Chinese government planning has cited innovation in the food sector, in particular sustainable protein, as a key part of its agricultural strategy.

In January, the Chinese government published a Five-Year Plan for Agriculture. The document has made headlines because of its references to innovation in achieving sustainable protein. Specifically, the plan has a section dedicated to technology innovation, with a heading titled “cutting edge and cross integrated technology”. There are mentions of “cell-based meat, synthetic egg cream, functional recombinant protein cultivation” as methods to achieve sustainable protein, as reported by China Dialogue.

In 2021, a heightened demand for animal feed partly drove a surge of grain imports, with over 160 million tonnes of grains like maize and wheat being imported into the country. It has been reported that in China’s cereal harvests, growth has slowed down. This has led many to believe that sustainable, plant-based and cultivated meats could be a solution for the country’s issues in this sector. By transitioning from producing food that necessitates large amounts of animal feed, there is an opportunity to decrease dependence on foreign exports.

It has also been noted that the economics of plant protein production could be beneficial, as it eschews the “feed-to-food conversion loss” which can be found when producing other sources of protein. One example is pea protein, which apparently requires a third of the land needed to produce the same amount of protein via pork.

As well as this, it is felt that the supply chain could be bolstered by ramping up alternative protein production, with disruptions being experienced in the last two years during the Covid-19 pandemic.

The sustainable protein industry could be a tech-driven export market that suits China. (Photo: Pikist)
The sustainable protein industry could be a tech-driven export market that suits China. (Photo: Pikist)

China could champion new sustainable protein industry

China is observed as being a hub for food technologies, with a growing amount of food tech start-ups. It also has a rising alternative protein sector, with companies like CellX and JIMI. Thus, China could position itself as a leader in the widespread transition to a sustainable protein, and food, system.

The sustainable protein industry could be a tech-driven export market that suits China, with close proximity to technological innovations and high amounts of spending on research and development. Scaling sustainable protein production may introduce new opportunities to export to the world, similar to how China became a leading provider of solar energy during the emergence of clean energy growth trends.

Food technology itself could be the reason why pricing for sustainable protein decreases. Right now, cultivating meat is less expensive than alternatives. That said, advances and innovations within technology may help producers achieve price parity by 2030, as stated by consulting firm McKinsey and reported on Sial Paris Newsroom. One reason why price parity has yet to be achieved is the cost of lab-scale and pilot-scale production, along with other challenges related to technology. That said, since the first sustainable protein prototypes emerged a decade ago, production costs have reportedly fallen by 99%.

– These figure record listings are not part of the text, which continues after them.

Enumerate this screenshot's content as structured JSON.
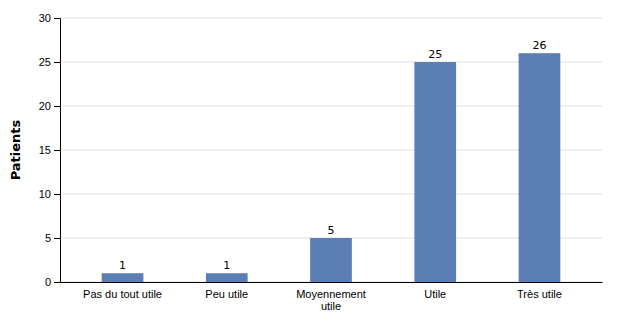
{
  "chart_data": {
    "type": "bar",
    "categories": [
      "Pas du tout utile",
      "Peu utile",
      "Moyennement\nutile",
      "Utile",
      "Très utile"
    ],
    "values": [
      1,
      1,
      5,
      25,
      26
    ],
    "color": "#5b7fb5",
    "ylabel": "Patients",
    "ylim": [
      0,
      30
    ],
    "yticks": [
      0,
      5,
      10,
      15,
      20,
      25,
      30
    ],
    "grid": true,
    "data_labels": true
  }
}
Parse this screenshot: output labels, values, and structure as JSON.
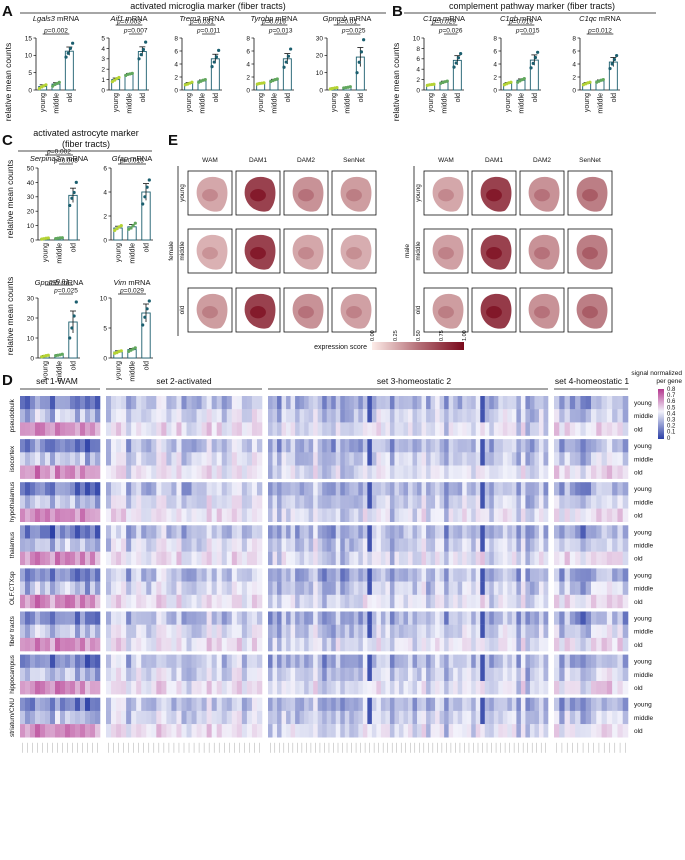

There are other ways in which the cost of producing sustainable protein can decrease. A growing number of domestic entrepreneurs specialising in cell-based meat production may help provide cost-reducing innovation. One sustainable protein producer, JIMI, predicts that the cost of producing cell-based meat could be reduced to approximately €13.6 per kg by 2027.

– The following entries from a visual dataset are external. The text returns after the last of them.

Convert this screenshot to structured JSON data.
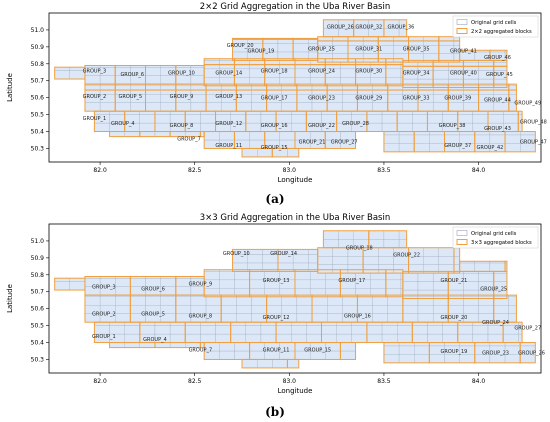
{
  "chart_data": [
    {
      "type": "other",
      "panel_label": "a",
      "title": "2×2 Grid Aggregation in the Uba River Basin",
      "xlabel": "Longitude",
      "ylabel": "Latitude",
      "xlim": [
        81.73,
        84.33
      ],
      "ylim": [
        50.22,
        51.1
      ],
      "xticks": [
        "82.0",
        "82.5",
        "83.0",
        "83.5",
        "84.0"
      ],
      "yticks": [
        "50.3",
        "50.4",
        "50.5",
        "50.6",
        "50.7",
        "50.8",
        "50.9",
        "51.0"
      ],
      "legend": {
        "position": "top-right",
        "entries": [
          "Original grid cells",
          "2×2 aggregated blocks"
        ]
      },
      "colors": {
        "cell_fill": "#dce8f7",
        "cell_edge": "#9aa6b8",
        "block_edge": "#f0a040"
      },
      "groups": [
        {
          "name": "GROUP_1",
          "lon": 81.97,
          "lat": 50.48
        },
        {
          "name": "GROUP_2",
          "lon": 81.97,
          "lat": 50.61
        },
        {
          "name": "GROUP_3",
          "lon": 81.97,
          "lat": 50.76
        },
        {
          "name": "GROUP_4",
          "lon": 82.12,
          "lat": 50.45
        },
        {
          "name": "GROUP_5",
          "lon": 82.16,
          "lat": 50.61
        },
        {
          "name": "GROUP_6",
          "lon": 82.17,
          "lat": 50.74
        },
        {
          "name": "GROUP_7",
          "lon": 82.47,
          "lat": 50.36
        },
        {
          "name": "GROUP_8",
          "lon": 82.43,
          "lat": 50.44
        },
        {
          "name": "GROUP_9",
          "lon": 82.43,
          "lat": 50.61
        },
        {
          "name": "GROUP_10",
          "lon": 82.43,
          "lat": 50.75
        },
        {
          "name": "GROUP_11",
          "lon": 82.68,
          "lat": 50.32
        },
        {
          "name": "GROUP_12",
          "lon": 82.68,
          "lat": 50.45
        },
        {
          "name": "GROUP_13",
          "lon": 82.68,
          "lat": 50.61
        },
        {
          "name": "GROUP_14",
          "lon": 82.68,
          "lat": 50.75
        },
        {
          "name": "GROUP_15",
          "lon": 82.92,
          "lat": 50.31
        },
        {
          "name": "GROUP_16",
          "lon": 82.92,
          "lat": 50.44
        },
        {
          "name": "GROUP_17",
          "lon": 82.92,
          "lat": 50.6
        },
        {
          "name": "GROUP_18",
          "lon": 82.92,
          "lat": 50.76
        },
        {
          "name": "GROUP_19",
          "lon": 82.85,
          "lat": 50.88
        },
        {
          "name": "GROUP_20",
          "lon": 82.74,
          "lat": 50.91
        },
        {
          "name": "GROUP_21",
          "lon": 83.12,
          "lat": 50.34
        },
        {
          "name": "GROUP_22",
          "lon": 83.17,
          "lat": 50.44
        },
        {
          "name": "GROUP_23",
          "lon": 83.17,
          "lat": 50.6
        },
        {
          "name": "GROUP_24",
          "lon": 83.17,
          "lat": 50.76
        },
        {
          "name": "GROUP_25",
          "lon": 83.17,
          "lat": 50.89
        },
        {
          "name": "GROUP_26",
          "lon": 83.27,
          "lat": 51.02
        },
        {
          "name": "GROUP_27",
          "lon": 83.29,
          "lat": 50.34
        },
        {
          "name": "GROUP_28",
          "lon": 83.35,
          "lat": 50.45
        },
        {
          "name": "GROUP_29",
          "lon": 83.42,
          "lat": 50.6
        },
        {
          "name": "GROUP_30",
          "lon": 83.42,
          "lat": 50.76
        },
        {
          "name": "GROUP_31",
          "lon": 83.42,
          "lat": 50.89
        },
        {
          "name": "GROUP_32",
          "lon": 83.42,
          "lat": 51.02
        },
        {
          "name": "GROUP_33",
          "lon": 83.67,
          "lat": 50.6
        },
        {
          "name": "GROUP_34",
          "lon": 83.67,
          "lat": 50.75
        },
        {
          "name": "GROUP_35",
          "lon": 83.67,
          "lat": 50.89
        },
        {
          "name": "GROUP_36",
          "lon": 83.59,
          "lat": 51.02
        },
        {
          "name": "GROUP_37",
          "lon": 83.89,
          "lat": 50.32
        },
        {
          "name": "GROUP_38",
          "lon": 83.86,
          "lat": 50.44
        },
        {
          "name": "GROUP_39",
          "lon": 83.89,
          "lat": 50.6
        },
        {
          "name": "GROUP_40",
          "lon": 83.92,
          "lat": 50.75
        },
        {
          "name": "GROUP_41",
          "lon": 83.92,
          "lat": 50.88
        },
        {
          "name": "GROUP_42",
          "lon": 84.06,
          "lat": 50.31
        },
        {
          "name": "GROUP_43",
          "lon": 84.1,
          "lat": 50.42
        },
        {
          "name": "GROUP_44",
          "lon": 84.1,
          "lat": 50.59
        },
        {
          "name": "GROUP_45",
          "lon": 84.11,
          "lat": 50.74
        },
        {
          "name": "GROUP_46",
          "lon": 84.1,
          "lat": 50.84
        },
        {
          "name": "GROUP_47",
          "lon": 84.29,
          "lat": 50.34
        },
        {
          "name": "GROUP_48",
          "lon": 84.29,
          "lat": 50.46
        },
        {
          "name": "GROUP_49",
          "lon": 84.26,
          "lat": 50.57
        }
      ]
    },
    {
      "type": "other",
      "panel_label": "b",
      "title": "3×3 Grid Aggregation in the Uba River Basin",
      "xlabel": "Longitude",
      "ylabel": "Latitude",
      "xlim": [
        81.73,
        84.33
      ],
      "ylim": [
        50.22,
        51.1
      ],
      "xticks": [
        "82.0",
        "82.5",
        "83.0",
        "83.5",
        "84.0"
      ],
      "yticks": [
        "50.3",
        "50.4",
        "50.5",
        "50.6",
        "50.7",
        "50.8",
        "50.9",
        "51.0"
      ],
      "legend": {
        "position": "top-right",
        "entries": [
          "Original grid cells",
          "3×3 aggregated blocks"
        ]
      },
      "colors": {
        "cell_fill": "#dce8f7",
        "cell_edge": "#9aa6b8",
        "block_edge": "#f0a040"
      },
      "groups": [
        {
          "name": "GROUP_1",
          "lon": 82.02,
          "lat": 50.44
        },
        {
          "name": "GROUP_2",
          "lon": 82.02,
          "lat": 50.57
        },
        {
          "name": "GROUP_3",
          "lon": 82.02,
          "lat": 50.73
        },
        {
          "name": "GROUP_4",
          "lon": 82.29,
          "lat": 50.42
        },
        {
          "name": "GROUP_5",
          "lon": 82.28,
          "lat": 50.57
        },
        {
          "name": "GROUP_6",
          "lon": 82.28,
          "lat": 50.72
        },
        {
          "name": "GROUP_7",
          "lon": 82.53,
          "lat": 50.36
        },
        {
          "name": "GROUP_8",
          "lon": 82.53,
          "lat": 50.56
        },
        {
          "name": "GROUP_9",
          "lon": 82.53,
          "lat": 50.75
        },
        {
          "name": "GROUP_10",
          "lon": 82.72,
          "lat": 50.93
        },
        {
          "name": "GROUP_11",
          "lon": 82.93,
          "lat": 50.36
        },
        {
          "name": "GROUP_12",
          "lon": 82.93,
          "lat": 50.55
        },
        {
          "name": "GROUP_13",
          "lon": 82.93,
          "lat": 50.77
        },
        {
          "name": "GROUP_14",
          "lon": 82.97,
          "lat": 50.93
        },
        {
          "name": "GROUP_15",
          "lon": 83.15,
          "lat": 50.36
        },
        {
          "name": "GROUP_16",
          "lon": 83.36,
          "lat": 50.56
        },
        {
          "name": "GROUP_17",
          "lon": 83.33,
          "lat": 50.77
        },
        {
          "name": "GROUP_18",
          "lon": 83.37,
          "lat": 50.96
        },
        {
          "name": "GROUP_19",
          "lon": 83.87,
          "lat": 50.35
        },
        {
          "name": "GROUP_20",
          "lon": 83.87,
          "lat": 50.55
        },
        {
          "name": "GROUP_21",
          "lon": 83.87,
          "lat": 50.77
        },
        {
          "name": "GROUP_22",
          "lon": 83.62,
          "lat": 50.92
        },
        {
          "name": "GROUP_23",
          "lon": 84.09,
          "lat": 50.34
        },
        {
          "name": "GROUP_24",
          "lon": 84.09,
          "lat": 50.52
        },
        {
          "name": "GROUP_25",
          "lon": 84.08,
          "lat": 50.72
        },
        {
          "name": "GROUP_26",
          "lon": 84.28,
          "lat": 50.34
        },
        {
          "name": "GROUP_27",
          "lon": 84.26,
          "lat": 50.49
        }
      ]
    }
  ],
  "captions": {
    "a": "(a)",
    "b": "(b)"
  }
}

The importance of sustainable protein for China and the rest of the world

China’s Five-Year Plan for Agriculture acknowledges the obligation to reduce emissions related to agriculture, and the importance of reaching carbon neutrality. It is possible that China’s commitment to using food technology may have a knock-on effect with other countries. The country has previously acknowledged the importance of reducing methane emissions across sectors such as agriculture. Government plans citing sustainable protein, cultivated meat and other synthetic foods could be a key event for the alternative protein sector. Time will tell the importance of this five-year-plan and its influence throughout China and the world.